The federal government’s efficiency dividend is causing real pain for cultural bodies, with key museums and institutions forced to delay exhibitions and lay off dozens of staff.
Last night Senate estimates heard federally funded bodies the National Gallery of Australia, Screen Australia, the National Library and the National Film and Sound Archive have all cut staffing numbers. The boards were asked to make significant savings as part of Labor’s ongoing drive to bring the budget back into surplus.
In answers to questions put to the various institutions by Greens Senator Christine Milne, the various cultural institutions revealed up to 64 jobs have been lost, or are planned to be be shed, through voluntary redundancies and natural attrition. The National Museum has shed 20 positions through voluntary redundancies, the National Gallery has lost 17 positions through natural attrition, the National Library of Australia has 11 fewer staff, and the Film and Sound Archive will lose seven.
|Australia Council||9 (attrition)|
|National Gallery of Australia||17 (attrition)|
|National Film and Sound Archive||7 (attrition)|
|National Library of Australia||11 (attrition)|
|National Museum of Australia||20 (redundancies)|
Source: Australia Council 2010-11 annual report, Senate estimates, February 14
The cumulative impact of the ongoing efficiency dividends since 2008 can be seen in the impact they have had on another federal cultural agency, the Australia Council. Since 2007, the national arts funding and advisory agency has moved from about 150 full-time equivalent positions to a figure of 112.6, according to last year’s annual report.

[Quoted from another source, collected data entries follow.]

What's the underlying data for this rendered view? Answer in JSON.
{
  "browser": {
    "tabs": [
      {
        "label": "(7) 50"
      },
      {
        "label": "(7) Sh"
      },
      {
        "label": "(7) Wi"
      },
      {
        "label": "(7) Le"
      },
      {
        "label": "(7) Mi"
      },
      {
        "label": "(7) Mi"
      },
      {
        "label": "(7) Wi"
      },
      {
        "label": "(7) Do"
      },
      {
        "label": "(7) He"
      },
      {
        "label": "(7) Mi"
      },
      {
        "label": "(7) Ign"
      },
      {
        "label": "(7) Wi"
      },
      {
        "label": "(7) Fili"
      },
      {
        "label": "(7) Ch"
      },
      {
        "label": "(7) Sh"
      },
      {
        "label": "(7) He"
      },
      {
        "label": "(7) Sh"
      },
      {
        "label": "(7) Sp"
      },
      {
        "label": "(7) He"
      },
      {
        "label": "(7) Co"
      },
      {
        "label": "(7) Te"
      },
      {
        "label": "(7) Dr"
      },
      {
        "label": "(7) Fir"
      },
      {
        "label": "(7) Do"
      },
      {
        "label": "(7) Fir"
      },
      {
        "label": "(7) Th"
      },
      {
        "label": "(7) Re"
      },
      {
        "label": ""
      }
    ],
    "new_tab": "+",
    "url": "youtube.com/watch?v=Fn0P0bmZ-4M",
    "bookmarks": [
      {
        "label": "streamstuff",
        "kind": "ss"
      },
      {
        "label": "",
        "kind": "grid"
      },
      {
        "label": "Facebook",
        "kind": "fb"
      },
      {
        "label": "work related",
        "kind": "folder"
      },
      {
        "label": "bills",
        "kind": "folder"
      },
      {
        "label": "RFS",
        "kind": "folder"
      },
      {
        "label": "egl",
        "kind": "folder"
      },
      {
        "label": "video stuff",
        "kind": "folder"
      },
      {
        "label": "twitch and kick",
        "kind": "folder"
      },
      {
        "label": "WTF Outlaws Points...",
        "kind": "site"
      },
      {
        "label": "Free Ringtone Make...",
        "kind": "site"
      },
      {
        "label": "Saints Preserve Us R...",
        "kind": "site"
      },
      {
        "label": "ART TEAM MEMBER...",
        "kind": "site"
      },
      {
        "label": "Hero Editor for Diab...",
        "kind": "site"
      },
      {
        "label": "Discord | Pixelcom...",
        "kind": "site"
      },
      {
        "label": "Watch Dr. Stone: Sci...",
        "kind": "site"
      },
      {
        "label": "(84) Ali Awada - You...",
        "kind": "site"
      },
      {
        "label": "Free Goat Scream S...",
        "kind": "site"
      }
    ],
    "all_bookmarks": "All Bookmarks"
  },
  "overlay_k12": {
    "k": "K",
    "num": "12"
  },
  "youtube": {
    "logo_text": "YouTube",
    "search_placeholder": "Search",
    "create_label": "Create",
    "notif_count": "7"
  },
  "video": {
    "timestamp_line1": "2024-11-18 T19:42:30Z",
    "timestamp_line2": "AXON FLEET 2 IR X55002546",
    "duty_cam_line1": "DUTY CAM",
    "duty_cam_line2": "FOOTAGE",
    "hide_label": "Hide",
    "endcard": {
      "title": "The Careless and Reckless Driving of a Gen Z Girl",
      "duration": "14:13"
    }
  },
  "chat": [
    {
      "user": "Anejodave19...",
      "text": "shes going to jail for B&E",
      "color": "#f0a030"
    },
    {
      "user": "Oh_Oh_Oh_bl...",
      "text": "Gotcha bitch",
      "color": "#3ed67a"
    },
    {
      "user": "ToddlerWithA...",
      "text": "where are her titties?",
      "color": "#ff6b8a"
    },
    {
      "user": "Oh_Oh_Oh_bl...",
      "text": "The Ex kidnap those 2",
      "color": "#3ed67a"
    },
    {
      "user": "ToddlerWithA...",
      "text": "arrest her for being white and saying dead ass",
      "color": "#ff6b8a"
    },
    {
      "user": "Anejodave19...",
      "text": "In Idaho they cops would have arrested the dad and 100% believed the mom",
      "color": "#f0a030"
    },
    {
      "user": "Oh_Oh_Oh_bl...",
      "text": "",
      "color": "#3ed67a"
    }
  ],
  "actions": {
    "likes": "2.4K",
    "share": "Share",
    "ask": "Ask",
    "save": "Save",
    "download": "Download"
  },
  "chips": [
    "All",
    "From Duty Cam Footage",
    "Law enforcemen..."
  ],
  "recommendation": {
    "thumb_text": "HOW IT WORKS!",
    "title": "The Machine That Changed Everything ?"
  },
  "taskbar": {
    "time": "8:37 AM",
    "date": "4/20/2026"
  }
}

A spokesman for the Australia Council cautioned that not all these job losses could be slated to the efficiency dividend. But it is clear the dividend, increased in the 2011 budget to 1.5%, is hurting.
In the early years of the dividend, the Australia Council’s management under Kathy Keele opted to quarantine grants to artists and organisations from the cuts, imposing the haircut on the council’s operational expenses instead. That led to a reduction in staff from 150 to 122 in 2008, including 13 redundancies, according to Keele at the time.
But as the efficiency dividend has rolled on, the Australia Council has been forced to start reducing grant funding too. As Crikey reported in May, the council’s 2011 Portfolio Budget Statement forecasts a reduction in grant funding of $2.5 million over 2010-11 figures.
The efficiency dividend is also beginning to affect the operations of the national cultural institutions. The National Library told Senators it had reduced its level of retrospective cataloguing, increased charges for inter-library loans, reduced the level of support for internal help desks, reduced its IT services, restricted the number of public events and made significant reductions in supplier expenditure. The National Museum reduced the number of smaller exhibitions from 12 to six. The Film and Sound Archive admitted the progress it is making in digitising the archive “is limited by the resources we have”.
The National Gallery’s director Ron Radford told Senator Milne last night that two major exhibitions had been postponed. “For instance, the National Aboriginal Triennial will now take place this year instead of last year,” he stated. “We have reduced the number of touring exhibitions by a small amount … we have not filled jobs by attrition, we’ve let 17 staff go in the last year.”
The efficiency dividend has long been known to unfairly disadvantage small agencies. Unlike large departments with significant opportunities for cuts in expense items such as consultancies and travel, the small cultural agencies are already lean organisations in which staff and operational costs make up a large proportion of their budgets. As the Senate estimates testimony demonstrates, the ongoing need to meet the new dividends each year has started to affect programming and services.
Wrapping up her questioning last night, Milne asked Radford what the impact of ongoing efficiency dividends would be.
“If it continues for the next many many decades, there’ll be no money left for anyone,” Radford responded. “I think that’s logical, isn’t it?”